La vieja casa, sin estar habitada hacía tiempo, tenía un aspecto lúgubre y sombrío. Cualquier persona se hubiera pensado dos veces pasar unas horas tras aquellas paredes, y mucho menos unos días. Sin embargo, para mí no era una casa cualquiera. Al atravesar la verja del jardín sentí que el propio edificio me acogía en su regazo como una madre que espera ansiosa la vuelta de algún vástago perdido; me sentía como la hija pródiga que vuelve años más tarde con la madurez de quien ha vivido y aprendido, pero que vuelve a su hogar, al fin y al cabo. El aliento de toda mi familia, conocida y no conocida, estaba ahí mismo. Casi los podía tocar y aunque ya no se encontraran en mi realidad, los sentía como un manto cálido en una fría noche de invierno.

A través del vestíbulo descuidado, observé un montón de hojas secas que, de algún modo, se habían conseguido colar dentro de la casa. Alcé la vista y vi las escaleras serpenteantes, que como una enredadera en bucle invitaba a subir al piso de arriba. Después de todo, por dentro no daba la impresión de la decadencia exterior. Recorrí con lentitud el pasillo principal entrando en cada estancia. Lo recordaba todo tal como era, pero con la perspectiva de la niñez en la que todo lo que te rodea es mucho más grande que cuando eres adulto, y algo de la grandiosidad que guardaba en mi memoria fue sustituida por el realismo que se imponía.

Pronto se haría de noche, así que me dispuse a preparar la cama del que siempre fue mi dormitorio. Se trataba de la habitación más próxima a las escaleras de caracol que bajaban al sótano.

Pero antes de ir a dormir la curiosidad me pudo, y a pesar de la oscuridad que poco a poco le iba ganado al día, pude desempolvar ciertos objetos que llevaban allí mucho tiempo. Testigos de paso intergeneracional, todos parecían querer contarme su propia historia y a todos los escuchaba con avidez: un reloj de arena, una antigua brújula que desvelaba la orientación de la casa, candelabros con aire fantasmal por las telarañas de años, libros antiguos, lámparas de aceite..., todo tenía un aspecto irreal. Hubo algo que me llamó la atención, extrañándome de no haberlo visto antes: una vitrina de cristal protegía una réplica de la casa en miniatura. Una verdadera obra de arte que me prometí a mí misma que si algún día vendía la casa, sería una de las piezas que me llevaría conmigo.

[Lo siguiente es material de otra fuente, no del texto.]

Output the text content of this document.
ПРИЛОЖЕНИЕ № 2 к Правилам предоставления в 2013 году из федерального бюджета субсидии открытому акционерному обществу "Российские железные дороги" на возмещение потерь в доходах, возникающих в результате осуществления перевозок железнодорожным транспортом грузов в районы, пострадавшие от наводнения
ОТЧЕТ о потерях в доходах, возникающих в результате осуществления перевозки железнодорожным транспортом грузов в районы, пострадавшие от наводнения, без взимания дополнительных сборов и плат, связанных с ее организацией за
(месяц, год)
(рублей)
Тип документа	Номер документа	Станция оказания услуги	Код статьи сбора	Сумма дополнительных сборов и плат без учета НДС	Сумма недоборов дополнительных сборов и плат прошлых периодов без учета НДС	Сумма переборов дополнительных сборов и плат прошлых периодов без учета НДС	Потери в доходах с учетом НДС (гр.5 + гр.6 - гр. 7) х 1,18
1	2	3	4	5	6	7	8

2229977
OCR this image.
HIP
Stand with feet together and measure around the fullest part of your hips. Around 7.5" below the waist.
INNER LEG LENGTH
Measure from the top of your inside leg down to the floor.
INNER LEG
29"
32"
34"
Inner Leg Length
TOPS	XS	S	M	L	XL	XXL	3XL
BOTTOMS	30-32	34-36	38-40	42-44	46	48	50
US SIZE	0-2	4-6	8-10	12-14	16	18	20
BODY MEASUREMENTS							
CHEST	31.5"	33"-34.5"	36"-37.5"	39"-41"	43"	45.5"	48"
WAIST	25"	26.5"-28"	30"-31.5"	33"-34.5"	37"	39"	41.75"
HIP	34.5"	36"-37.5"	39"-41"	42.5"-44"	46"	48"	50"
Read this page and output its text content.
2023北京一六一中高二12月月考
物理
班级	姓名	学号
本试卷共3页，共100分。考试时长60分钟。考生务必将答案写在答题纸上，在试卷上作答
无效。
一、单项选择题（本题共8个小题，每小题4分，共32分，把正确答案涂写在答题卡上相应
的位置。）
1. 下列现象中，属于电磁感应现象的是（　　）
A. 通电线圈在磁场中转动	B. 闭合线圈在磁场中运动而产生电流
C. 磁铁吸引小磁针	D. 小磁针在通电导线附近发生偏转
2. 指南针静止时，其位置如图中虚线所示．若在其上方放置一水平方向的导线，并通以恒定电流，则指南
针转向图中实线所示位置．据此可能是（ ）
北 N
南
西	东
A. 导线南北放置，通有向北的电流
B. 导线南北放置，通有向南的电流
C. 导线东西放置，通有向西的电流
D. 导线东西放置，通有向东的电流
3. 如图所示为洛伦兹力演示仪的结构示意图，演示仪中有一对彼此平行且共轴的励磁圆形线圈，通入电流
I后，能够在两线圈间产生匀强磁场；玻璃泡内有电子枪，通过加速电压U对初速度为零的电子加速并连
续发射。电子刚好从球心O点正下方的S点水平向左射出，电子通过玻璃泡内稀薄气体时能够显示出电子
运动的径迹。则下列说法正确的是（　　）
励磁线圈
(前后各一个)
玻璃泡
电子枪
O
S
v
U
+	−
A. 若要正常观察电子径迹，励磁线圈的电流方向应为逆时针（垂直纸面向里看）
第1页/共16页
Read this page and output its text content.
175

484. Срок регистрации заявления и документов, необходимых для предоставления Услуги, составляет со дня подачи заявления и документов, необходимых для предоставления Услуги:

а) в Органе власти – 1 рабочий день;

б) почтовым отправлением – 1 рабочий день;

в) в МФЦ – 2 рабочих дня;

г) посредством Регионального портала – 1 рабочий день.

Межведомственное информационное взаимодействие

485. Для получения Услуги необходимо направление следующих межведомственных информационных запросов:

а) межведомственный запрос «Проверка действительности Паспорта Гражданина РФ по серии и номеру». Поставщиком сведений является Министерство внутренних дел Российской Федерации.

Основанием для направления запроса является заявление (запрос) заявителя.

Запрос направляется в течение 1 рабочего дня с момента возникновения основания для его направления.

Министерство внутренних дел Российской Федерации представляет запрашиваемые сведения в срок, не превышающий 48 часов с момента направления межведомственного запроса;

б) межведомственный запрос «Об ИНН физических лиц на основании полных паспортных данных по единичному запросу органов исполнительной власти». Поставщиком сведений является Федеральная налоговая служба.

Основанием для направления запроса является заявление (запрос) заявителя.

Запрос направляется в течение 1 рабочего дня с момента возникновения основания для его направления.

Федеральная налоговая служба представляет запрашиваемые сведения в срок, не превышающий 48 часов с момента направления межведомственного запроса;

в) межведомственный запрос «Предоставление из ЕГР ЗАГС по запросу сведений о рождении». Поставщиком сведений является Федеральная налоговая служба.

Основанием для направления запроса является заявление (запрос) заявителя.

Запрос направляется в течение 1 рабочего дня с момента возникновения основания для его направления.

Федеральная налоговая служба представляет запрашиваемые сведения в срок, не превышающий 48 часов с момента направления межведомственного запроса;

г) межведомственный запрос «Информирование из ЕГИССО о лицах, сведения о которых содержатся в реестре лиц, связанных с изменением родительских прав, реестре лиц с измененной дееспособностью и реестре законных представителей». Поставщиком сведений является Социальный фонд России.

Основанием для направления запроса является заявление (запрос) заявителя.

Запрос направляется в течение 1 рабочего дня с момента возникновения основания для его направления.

Fuera, la claridad de día se había trasformado en un pequeño hilo de luz que apenas iluminaba el interior. En la casa sobrevivían muy pocas bombillas en las viejas lámparas, consecuencia de no haber estado habitada durante mucho tiempo, así que decidí utilizar la linterna del móvil y la pequeña réplica se iluminó por completo dejando ver sus múltiples detalles. La figura me hablaba, me decía cómo había sido la casa en una época lejana. Durante mi repaso a esa obra de arte, un destello provocado por la luz en una superficie reflectante me deslumbró y durante unos segundos estuve sin poder ver nada. Recuperada ya de mi transitoria ceguera, pude percatarme de que la pequeña réplica se encontraba rodeada de diferentes espejos dispuestos, de tal modo, que reflejaban la casa desde distintos ángulos, multiplicándose hasta el infinito. El efecto óptico, casi mágico, sobre la réplica del edificio, me fascinó. Aquella caja trasparente que protegía la pequeña mansión tenía una base de madera con una enigmática inscripción en latín: praeterita, praesentia et futura, in uno loco. Pude observar, cómo de su base, una diminuta manivela sobresalía, y sin poder reprimir la curiosidad por ver si funcionaba, la giré. La réplica comenzó a dar vueltas sobre sí misma al son de una extraña melodía. Hipnotizada, por el sonido de la música y por los efectos visuales que los espejos producían al moverse, pasé largo rato observando el fabuloso artilugio. Cuando logré salir de mi ensimismamiento, la noche ya era cerrada.

Antes de irme a la cama hice una visita a los retratos de la casa. Quería anunciarles mi llegada, al fin y al cabo, eran los verdaderos moradores del viejo edificio. Ellos parecieron asentir satisfechos. Las miradas de mis ancestros, perdidas en la oscuridad y rescatadas por un instante por la linterna de mi móvil parecieron entornarse para seguir mis movimientos por el largo pasillo y, por primera vez en mucho tiempo no me sentí tan sola.

Volviendo sobre mis pasos, observé de nuevo los retratos de los primeros moradores de la casa, los pertenecientes al siglo XVIII, y recordé cómo mi abuela Lucía me había explicado que había sido don Diego Borau, junto con su mujer de origen francés, el responsable de la construcción de la mansión en la que me encontraba. También contaba que aquel adinerado antepasado provenía de las frías tierras del Pirineo Central, más concretamente, de un pueblo que lindaba con la frontera gala y que a su vez daba nombre al apellido familiar: Borau.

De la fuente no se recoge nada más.